Amazon procède à une vague de licenciements, touchant potentiellement plusieurs milliers d’employés, dans un contexte de restructuration et d’intégration de l’intelligence artificielle. Ces suppressions d’emplois, les plus importantes depuis fin 2022, visent à réduire la bureaucratie et à optimiser les opérations, tandis que l’entreprise prépare sa saison des fêtes.
- Près de 10 % des effectifs de certaines divisions d’Amazon pourraient être concernés par des licenciements.
- Cette initiative s’inscrit dans la stratégie du PDG Andy Jassy de réduire la bureaucratie et d’accroître l’efficacité grâce à l’IA.
- Des réductions similaires avaient déjà eu lieu fin 2022, avec environ 27 000 postes supprimés.
La multinationale du commerce en ligne, qui compte 1,55 million d’employés dans le monde, lance cette nouvelle vague de suppressions d’emplois, dont l’ampleur exacte reste à déterminer. Ces licenciements pourraient affecter plusieurs départements clés, notamment les ressources humaines (PXT – People Experience and Technology), les opérations, l’unité d’appareils et de services, ainsi qu’Amazon Web Services (AWS), son bras armé dans le cloud computing. Les responsables des équipes concernées ont été formés pour communiquer les notifications par courriel, qui débuteront mardi matin.
Cette décision s’aligne avec la vision du PDG Andy Jassy, qui cherche à rationaliser la structure de l’entreprise en réduisant le nombre de managers et en éliminant les « excès de bureaucratie ». Il avait précédemment lancé une ligne de signalement anonyme qui avait recueilli plus de 1 500 réponses et conduit à plus de 450 changements de processus. M. Jassy avait également prévenu en juin que l’adoption accrue des outils d’intelligence artificielle entraînerait probablement de nouvelles suppressions de postes, notamment par l’automatisation des tâches répétitives.
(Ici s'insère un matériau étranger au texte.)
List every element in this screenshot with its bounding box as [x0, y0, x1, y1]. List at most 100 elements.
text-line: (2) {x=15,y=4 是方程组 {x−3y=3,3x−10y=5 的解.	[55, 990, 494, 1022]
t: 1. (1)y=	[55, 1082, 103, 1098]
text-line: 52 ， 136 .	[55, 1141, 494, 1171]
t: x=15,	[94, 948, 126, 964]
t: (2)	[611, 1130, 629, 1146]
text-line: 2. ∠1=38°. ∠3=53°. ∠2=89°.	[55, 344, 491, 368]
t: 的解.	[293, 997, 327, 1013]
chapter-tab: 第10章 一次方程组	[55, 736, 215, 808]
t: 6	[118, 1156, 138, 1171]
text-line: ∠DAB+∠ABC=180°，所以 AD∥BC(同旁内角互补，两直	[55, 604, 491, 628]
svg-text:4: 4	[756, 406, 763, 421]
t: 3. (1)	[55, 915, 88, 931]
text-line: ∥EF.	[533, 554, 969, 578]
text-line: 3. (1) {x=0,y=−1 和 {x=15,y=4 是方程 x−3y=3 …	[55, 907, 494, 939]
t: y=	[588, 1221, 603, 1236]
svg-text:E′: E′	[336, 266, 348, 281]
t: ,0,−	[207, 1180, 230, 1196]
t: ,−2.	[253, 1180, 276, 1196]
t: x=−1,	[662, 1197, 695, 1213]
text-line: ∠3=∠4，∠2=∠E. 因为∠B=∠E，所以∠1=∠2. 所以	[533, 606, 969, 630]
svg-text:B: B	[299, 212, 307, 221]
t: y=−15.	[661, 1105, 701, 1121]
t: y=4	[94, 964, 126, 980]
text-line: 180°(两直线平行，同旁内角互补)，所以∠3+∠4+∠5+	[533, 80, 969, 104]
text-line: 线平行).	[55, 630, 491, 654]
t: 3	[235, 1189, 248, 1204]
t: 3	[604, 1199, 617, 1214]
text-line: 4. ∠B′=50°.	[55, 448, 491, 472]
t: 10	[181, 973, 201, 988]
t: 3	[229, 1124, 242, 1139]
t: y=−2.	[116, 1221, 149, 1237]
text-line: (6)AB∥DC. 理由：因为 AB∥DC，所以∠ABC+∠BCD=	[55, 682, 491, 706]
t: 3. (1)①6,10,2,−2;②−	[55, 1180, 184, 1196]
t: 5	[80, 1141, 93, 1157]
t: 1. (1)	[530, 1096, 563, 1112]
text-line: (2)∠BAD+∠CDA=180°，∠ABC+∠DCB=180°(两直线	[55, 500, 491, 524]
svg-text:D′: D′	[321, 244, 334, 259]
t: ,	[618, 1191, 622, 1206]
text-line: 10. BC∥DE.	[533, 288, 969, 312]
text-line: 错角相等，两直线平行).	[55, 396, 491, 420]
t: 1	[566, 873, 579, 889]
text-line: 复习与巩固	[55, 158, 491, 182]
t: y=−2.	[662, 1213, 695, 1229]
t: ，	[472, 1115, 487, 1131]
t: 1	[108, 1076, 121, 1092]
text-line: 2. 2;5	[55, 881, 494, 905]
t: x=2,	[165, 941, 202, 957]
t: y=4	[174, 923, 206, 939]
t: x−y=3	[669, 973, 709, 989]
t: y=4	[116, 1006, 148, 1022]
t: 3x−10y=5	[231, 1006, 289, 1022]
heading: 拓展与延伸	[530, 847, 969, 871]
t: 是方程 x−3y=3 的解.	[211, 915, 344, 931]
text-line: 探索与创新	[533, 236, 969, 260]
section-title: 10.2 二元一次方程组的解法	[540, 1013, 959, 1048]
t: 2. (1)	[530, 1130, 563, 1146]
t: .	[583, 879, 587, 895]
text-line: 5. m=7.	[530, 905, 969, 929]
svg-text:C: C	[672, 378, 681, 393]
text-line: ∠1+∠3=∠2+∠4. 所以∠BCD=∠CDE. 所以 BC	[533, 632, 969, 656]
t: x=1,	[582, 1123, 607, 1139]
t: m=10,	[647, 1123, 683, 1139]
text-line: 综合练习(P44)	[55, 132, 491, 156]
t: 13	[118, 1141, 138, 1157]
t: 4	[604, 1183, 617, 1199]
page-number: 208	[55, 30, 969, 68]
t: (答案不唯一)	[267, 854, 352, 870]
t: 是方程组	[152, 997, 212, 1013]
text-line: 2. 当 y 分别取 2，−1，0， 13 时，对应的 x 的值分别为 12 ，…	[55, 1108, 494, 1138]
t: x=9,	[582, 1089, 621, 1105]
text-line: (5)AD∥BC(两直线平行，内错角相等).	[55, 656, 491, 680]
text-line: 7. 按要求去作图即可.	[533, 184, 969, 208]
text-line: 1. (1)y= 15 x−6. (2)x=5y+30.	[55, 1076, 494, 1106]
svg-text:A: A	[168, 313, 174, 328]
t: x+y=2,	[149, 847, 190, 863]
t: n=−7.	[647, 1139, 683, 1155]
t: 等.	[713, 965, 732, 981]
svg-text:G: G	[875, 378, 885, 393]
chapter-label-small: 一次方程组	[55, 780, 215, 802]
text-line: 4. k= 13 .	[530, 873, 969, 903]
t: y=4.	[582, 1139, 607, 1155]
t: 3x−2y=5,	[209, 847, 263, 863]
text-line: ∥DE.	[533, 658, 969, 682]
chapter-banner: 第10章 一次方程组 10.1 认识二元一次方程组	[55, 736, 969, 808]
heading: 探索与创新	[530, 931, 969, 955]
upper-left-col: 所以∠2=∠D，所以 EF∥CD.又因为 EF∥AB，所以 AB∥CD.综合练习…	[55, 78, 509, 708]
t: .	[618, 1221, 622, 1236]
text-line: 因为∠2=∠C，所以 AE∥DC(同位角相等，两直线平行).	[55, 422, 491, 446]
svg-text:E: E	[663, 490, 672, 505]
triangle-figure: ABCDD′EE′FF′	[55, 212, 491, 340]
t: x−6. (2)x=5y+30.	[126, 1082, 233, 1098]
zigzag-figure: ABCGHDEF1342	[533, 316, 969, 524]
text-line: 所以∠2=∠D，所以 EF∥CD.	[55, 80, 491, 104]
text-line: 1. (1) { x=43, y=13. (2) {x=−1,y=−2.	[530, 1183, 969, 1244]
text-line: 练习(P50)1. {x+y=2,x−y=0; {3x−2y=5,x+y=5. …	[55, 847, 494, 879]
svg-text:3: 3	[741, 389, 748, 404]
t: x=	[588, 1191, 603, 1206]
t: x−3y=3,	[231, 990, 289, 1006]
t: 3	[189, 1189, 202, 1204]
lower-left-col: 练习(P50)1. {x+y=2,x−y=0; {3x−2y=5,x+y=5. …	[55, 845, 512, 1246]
Selon Sky Canaves, analyste chez eMarketer, ces licenciements suggèrent qu’Amazon « réalise probablement suffisamment de gains de productivité grâce à l’IA au sein des équipes d’entreprise pour soutenir une réduction substantielle des effectifs ». Elle ajoute que le géant du e-commerce est également sous pression pour compenser ses investissements massifs dans l’infrastructure d’IA.
L’ampleur exacte de cette série de licenciements n’est pas encore figée, les chiffres pouvant évoluer en fonction des priorités financières d’Amazon. Des sources internes avaient auparavant évoqué une réduction d’environ 15 % au sein de la division des ressources humaines. Par ailleurs, un programme de retour au bureau à temps plein, parmi les plus stricts du secteur technologique, n’aurait pas généré l’attrition espérée, poussant l’entreprise à recourir à des licenciements plus nombreux. Certaines personnes ne retournant pas au bureau en raison de leur éloignement géographique ou d’autres motifs seraient informées de leur départ volontaire, sans indemnité de licenciement.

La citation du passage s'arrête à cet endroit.